Ke Pasar Malam, van Kramat naar Batavia Naik Tram

Den Haag - Bicara tentang Pasar Malam, orang Belanda bisa sangat sentimental. Ingat tempo doeloe. Makan enak, musik keroncong, dansa. Naik tram ke Pasar Malam dari Kramat ke Batavia. Teng, teng, teng....

Pasar Malam. Orang Belanda menulisnya Passar Malam, barangkali ini adalah peleburan dua budaya Indonesia dan Belanda, yang sangat mengakar dan terus berlanjut sampai sekarang. Iklim tropis yang nyaman di malam hari melahirkan gagasan bisnis, budaya dan hiburan.


Aroma keretek yang khas, asap sate, dan 1001 macam kuliner pemanja lidah, ditingkah belaian musik keroncong atau gambang kromong, musik Belanda, hiruk pikuk orang bertransaksi, berbincang-bincang, ketemu kawan lama, bersama keluarga. Segala denyut budaya, sosial dan bisnis menjadi nostalgia yang sangat membekas.

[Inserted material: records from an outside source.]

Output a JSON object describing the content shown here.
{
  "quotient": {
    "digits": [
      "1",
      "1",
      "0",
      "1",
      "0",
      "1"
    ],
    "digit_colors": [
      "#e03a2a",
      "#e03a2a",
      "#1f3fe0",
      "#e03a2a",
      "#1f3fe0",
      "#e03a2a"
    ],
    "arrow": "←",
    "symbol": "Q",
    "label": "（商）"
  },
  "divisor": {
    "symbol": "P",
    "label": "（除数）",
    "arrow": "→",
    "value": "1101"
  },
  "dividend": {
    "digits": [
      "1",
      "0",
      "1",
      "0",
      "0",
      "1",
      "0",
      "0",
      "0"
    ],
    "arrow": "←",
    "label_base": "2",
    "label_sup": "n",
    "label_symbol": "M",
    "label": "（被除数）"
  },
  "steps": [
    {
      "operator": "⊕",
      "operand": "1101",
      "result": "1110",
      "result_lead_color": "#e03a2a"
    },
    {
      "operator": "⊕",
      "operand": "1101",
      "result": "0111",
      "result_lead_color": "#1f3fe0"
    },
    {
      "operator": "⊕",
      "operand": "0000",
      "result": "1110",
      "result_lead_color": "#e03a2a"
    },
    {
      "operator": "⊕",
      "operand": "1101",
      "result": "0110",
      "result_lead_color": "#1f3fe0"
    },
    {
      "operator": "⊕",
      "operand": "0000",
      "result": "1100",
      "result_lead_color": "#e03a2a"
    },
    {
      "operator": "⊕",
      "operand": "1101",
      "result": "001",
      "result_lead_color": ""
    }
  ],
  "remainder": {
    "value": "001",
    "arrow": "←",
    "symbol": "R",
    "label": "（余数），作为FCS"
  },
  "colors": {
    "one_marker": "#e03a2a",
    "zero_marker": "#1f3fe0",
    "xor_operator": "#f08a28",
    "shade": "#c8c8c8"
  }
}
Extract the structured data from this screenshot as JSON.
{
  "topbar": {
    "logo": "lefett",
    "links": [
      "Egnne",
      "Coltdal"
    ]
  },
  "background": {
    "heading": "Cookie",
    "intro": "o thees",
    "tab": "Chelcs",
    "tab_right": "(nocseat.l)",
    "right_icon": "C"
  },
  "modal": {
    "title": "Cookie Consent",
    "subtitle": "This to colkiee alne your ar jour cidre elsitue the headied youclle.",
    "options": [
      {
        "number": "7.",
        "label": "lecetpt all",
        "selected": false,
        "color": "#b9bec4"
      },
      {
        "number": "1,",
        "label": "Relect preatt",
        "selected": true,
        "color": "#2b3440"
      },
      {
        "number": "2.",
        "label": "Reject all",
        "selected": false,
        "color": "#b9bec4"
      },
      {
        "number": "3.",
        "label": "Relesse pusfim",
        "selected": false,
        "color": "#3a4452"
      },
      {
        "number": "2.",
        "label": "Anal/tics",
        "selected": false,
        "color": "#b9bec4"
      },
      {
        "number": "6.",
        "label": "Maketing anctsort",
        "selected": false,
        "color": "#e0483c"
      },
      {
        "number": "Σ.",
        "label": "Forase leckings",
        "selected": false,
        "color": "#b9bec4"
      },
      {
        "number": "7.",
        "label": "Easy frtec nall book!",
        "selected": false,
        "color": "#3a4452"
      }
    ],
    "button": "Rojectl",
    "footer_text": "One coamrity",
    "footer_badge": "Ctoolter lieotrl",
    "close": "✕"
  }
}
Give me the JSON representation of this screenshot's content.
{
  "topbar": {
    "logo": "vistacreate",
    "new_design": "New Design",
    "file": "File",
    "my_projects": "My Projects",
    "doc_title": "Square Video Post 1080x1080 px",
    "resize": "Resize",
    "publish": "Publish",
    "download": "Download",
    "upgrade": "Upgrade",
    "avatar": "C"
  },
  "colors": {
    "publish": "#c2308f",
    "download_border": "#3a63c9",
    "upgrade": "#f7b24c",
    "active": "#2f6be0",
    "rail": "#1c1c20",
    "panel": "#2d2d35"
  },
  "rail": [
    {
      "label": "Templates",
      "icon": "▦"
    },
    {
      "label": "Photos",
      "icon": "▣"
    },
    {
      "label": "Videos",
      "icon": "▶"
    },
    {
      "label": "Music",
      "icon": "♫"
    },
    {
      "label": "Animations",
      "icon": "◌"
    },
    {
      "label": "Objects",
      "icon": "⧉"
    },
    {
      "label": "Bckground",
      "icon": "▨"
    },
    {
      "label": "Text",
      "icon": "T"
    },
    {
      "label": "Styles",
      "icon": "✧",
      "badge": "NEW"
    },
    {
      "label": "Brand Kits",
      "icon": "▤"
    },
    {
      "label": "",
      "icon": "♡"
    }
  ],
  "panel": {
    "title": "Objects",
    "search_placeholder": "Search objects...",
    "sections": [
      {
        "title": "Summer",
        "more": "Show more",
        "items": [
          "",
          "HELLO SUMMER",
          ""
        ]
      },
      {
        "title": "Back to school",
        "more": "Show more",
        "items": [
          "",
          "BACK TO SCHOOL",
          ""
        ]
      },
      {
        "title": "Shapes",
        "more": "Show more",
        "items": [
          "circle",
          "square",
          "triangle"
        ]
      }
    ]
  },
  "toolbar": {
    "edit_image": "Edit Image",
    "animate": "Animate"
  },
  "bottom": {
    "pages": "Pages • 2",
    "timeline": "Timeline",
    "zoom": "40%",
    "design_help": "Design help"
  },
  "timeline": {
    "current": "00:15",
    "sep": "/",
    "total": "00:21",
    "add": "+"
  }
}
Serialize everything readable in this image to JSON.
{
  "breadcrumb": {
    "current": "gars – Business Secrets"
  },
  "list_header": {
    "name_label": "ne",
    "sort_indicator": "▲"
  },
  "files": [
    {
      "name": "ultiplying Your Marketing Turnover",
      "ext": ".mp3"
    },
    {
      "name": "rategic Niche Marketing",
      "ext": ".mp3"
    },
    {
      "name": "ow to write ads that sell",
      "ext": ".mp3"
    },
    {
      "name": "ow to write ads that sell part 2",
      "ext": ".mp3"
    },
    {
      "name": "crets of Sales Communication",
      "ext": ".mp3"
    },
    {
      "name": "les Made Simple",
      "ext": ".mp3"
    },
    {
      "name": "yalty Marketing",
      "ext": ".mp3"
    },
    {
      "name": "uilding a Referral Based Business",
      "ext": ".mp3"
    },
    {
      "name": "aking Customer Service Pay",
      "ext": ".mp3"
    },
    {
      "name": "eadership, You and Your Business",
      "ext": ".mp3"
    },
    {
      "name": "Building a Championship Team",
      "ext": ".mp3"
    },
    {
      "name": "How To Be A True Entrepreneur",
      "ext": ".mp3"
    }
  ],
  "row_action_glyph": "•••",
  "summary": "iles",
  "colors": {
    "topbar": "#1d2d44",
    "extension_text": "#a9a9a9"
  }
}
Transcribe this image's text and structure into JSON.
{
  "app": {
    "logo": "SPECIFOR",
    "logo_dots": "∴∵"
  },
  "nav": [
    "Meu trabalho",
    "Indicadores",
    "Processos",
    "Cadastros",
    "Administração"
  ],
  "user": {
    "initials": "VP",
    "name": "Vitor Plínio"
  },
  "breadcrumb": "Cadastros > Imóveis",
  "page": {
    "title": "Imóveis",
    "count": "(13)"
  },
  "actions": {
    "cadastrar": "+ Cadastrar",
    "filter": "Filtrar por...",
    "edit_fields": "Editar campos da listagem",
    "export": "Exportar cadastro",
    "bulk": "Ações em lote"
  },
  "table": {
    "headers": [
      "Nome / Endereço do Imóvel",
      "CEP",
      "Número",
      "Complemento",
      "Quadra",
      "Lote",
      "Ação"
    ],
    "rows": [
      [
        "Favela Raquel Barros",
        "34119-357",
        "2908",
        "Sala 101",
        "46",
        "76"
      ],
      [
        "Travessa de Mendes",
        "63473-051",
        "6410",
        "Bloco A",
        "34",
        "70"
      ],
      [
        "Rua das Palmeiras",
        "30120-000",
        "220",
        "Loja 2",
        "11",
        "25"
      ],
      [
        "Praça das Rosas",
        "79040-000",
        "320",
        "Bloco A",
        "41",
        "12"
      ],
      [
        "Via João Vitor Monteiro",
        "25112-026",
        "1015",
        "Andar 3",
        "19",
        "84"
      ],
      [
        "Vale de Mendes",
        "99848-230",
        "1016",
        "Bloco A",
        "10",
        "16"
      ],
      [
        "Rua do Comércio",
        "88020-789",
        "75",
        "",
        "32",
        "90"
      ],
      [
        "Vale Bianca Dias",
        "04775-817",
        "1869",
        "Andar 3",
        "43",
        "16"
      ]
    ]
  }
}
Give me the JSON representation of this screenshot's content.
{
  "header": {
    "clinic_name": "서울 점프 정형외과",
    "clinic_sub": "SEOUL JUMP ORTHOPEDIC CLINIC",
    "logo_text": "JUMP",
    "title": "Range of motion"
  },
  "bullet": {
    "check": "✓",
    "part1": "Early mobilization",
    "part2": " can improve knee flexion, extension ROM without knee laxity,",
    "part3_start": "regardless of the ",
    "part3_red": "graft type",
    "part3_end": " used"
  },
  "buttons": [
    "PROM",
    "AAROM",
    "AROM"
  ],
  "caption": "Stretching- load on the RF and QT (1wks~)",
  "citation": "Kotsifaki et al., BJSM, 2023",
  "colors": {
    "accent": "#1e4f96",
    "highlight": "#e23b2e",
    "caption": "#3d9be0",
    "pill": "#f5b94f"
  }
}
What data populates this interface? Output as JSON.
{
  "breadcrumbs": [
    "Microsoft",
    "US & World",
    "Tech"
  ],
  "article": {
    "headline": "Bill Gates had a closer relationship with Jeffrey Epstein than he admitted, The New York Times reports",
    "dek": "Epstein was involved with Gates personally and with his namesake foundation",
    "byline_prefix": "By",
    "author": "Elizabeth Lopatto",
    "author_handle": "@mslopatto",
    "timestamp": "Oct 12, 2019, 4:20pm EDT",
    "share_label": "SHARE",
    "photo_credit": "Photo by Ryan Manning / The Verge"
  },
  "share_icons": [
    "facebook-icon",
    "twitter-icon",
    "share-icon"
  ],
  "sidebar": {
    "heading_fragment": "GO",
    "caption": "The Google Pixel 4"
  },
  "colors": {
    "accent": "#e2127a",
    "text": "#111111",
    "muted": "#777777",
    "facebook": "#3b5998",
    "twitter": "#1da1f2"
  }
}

Sejak kapan sebenarnya budaya Pasar Malam ini mulai ada? Perlu penelitian mendalam. Tapi, detikfinance menemukan arsip di Koninklijke Bibliotheek, bahwa kegiatan Pasar Malam sudah dicatat dan diberitakan oleh koran Belanda sekitar satu setengah abad lalu.


"Pasar Malam di Batavia berlangsung aman," (Het Nieuwe Handelsblad, 26/2/1866). Koran Java Bode, edisi 31/1/1870 melaporkan, "Pada Pasar Malam Sabtu lalu hampir 11.500 orang telah diangkut dengan Tramway". Suatu jumlah massa yang tidak sedikit, mengingat penduduk Batavia saat itu tidak sepadat Jakarta sekarang.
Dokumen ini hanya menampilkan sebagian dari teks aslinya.